Moments ago came word that J. D. Salinger is dead at 91, which will bring from thousands that old, sad comment: “I thought he was already dead.”
They can be forgiven. No famous person ever fought against the celebrity culture more vigorously and more successfully than the author of The Catcher in the Rye, with its irresistible opening lines:
If you really want to hear about it, the first thing you’ll probably want to know is where I was born and what my lousy childhood was like, and how my parents were occupied and all before they had me, and all that David Copperfield kind of crap, but I don’t feel like going into it, if you want to know the truth.

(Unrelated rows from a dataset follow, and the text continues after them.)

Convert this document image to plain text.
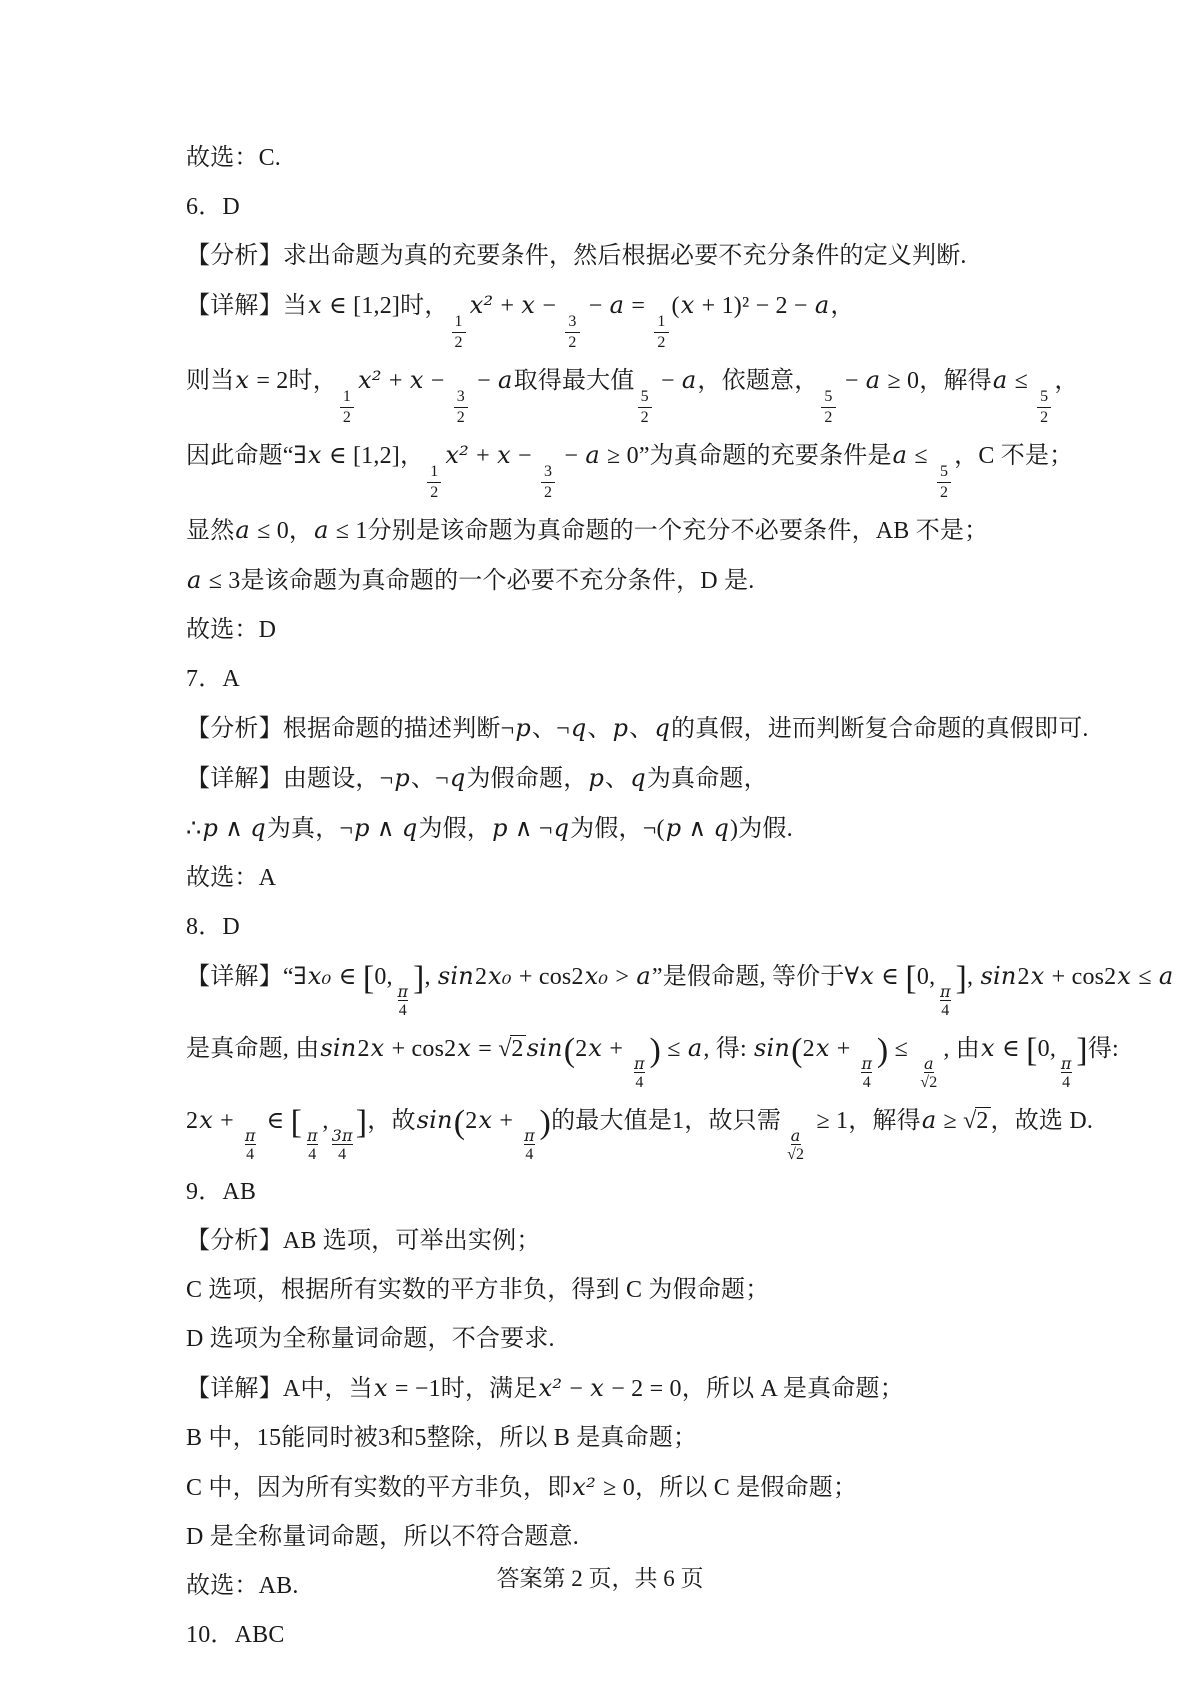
故选：C.
6．D
【分析】求出命题为真的充要条件，然后根据必要不充分条件的定义判断.
【详解】当x ∈ [1,2]时，
$\frac{1}{2}$
x² + x −
$\frac{3}{2}$
− a =
$\frac{1}{2}$
(x + 1)² − 2 − a，
则当x = 2时，
$\frac{1}{2}$
x² + x −
$\frac{3}{2}$
− a取得最大值
$\frac{5}{2}$
− a，依题意，
$\frac{5}{2}$
− a ≥ 0，解得a ≤
$\frac{5}{2}$
，
因此命题“∃x ∈ [1,2]，
$\frac{1}{2}$
x² + x −
$\frac{3}{2}$
− a ≥ 0”为真命题的充要条件是a ≤
$\frac{5}{2}$
，C 不是；
显然a ≤ 0，a ≤ 1分别是该命题为真命题的一个充分不必要条件，AB 不是；
a ≤ 3是该命题为真命题的一个必要不充分条件，D 是.
故选：D
7．A
【分析】根据命题的描述判断¬p、¬q、p、q的真假，进而判断复合命题的真假即可.
【详解】由题设，¬p、¬q为假命题，p、q为真命题，
∴p ∧ q为真，¬p ∧ q为假，p ∧ ¬q为假，¬(p ∧ q)为假.
故选：A
8．D
【详解】“∃x₀ ∈ [0,
$\frac{\pi}{4}$
], sin2x₀ + cos2x₀ > a”是假命题, 等价于∀x ∈ [0,
$\frac{\pi}{4}$
], sin2x + cos2x ≤ a
是真命题, 由sin2x + cos2x = √2 sin(2x +
$\frac{\pi}{4}$
) ≤ a, 得: sin(2x +
$\frac{\pi}{4}$
) ≤
$\frac{a}{√2}$
, 由x ∈ [0,
$\frac{\pi}{4}$
]得:
2x +
$\frac{\pi}{4}$
∈ [
$\frac{\pi}{4}$
,
$\frac{3\pi}{4}$
]，故sin(2x +
$\frac{\pi}{4}$
)的最大值是1，故只需
$\frac{a}{√2}$
≥ 1，解得a ≥ √2，故选 D.
9．AB
【分析】AB 选项，可举出实例；
C 选项，根据所有实数的平方非负，得到 C 为假命题；
D 选项为全称量词命题，不合要求.
【详解】A中，当x = −1时，满足x² − x − 2 = 0，所以 A 是真命题；
B 中，15能同时被3和5整除，所以 B 是真命题；
C 中，因为所有实数的平方非负，即x² ≥ 0，所以 C 是假命题；
D 是全称量词命题，所以不符合题意.
故选：AB.
10．ABC
答案第 2 页，共 6 页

He sure didn’t, and he never did.
I suppose Catcher will live on as long as English classes survive, but for anyone who never read it, I mean, you gotta be wondering about the title, you know, I mean what the hell’s up with that? Well, if you just gotta know, here’s the whole thing in a nutshell from Chapter 22:
“Anyway, I keep picturing all these little kids playing some game in this big field of rye and all. Thousands of little kids, and nobody’s around — nobody big, I mean — except me. And I’m standing on the edge of some crazy cliff. What I have to do, I have to catch everybody if they start to go over the cliff — I mean if they’re running and they don’t look where they’re going I have to come out from somewhere and catch them. That’s all I’d do all day. I’d just be the catcher in the rye and all. I know it’s crazy, but that’s the only thing I’d really like to be. I know it’s crazy.”
Okay, so that’s how you get to be the catcher in the rye, preserving innocence and all that crap. And you know what? I guess there are worse things to be.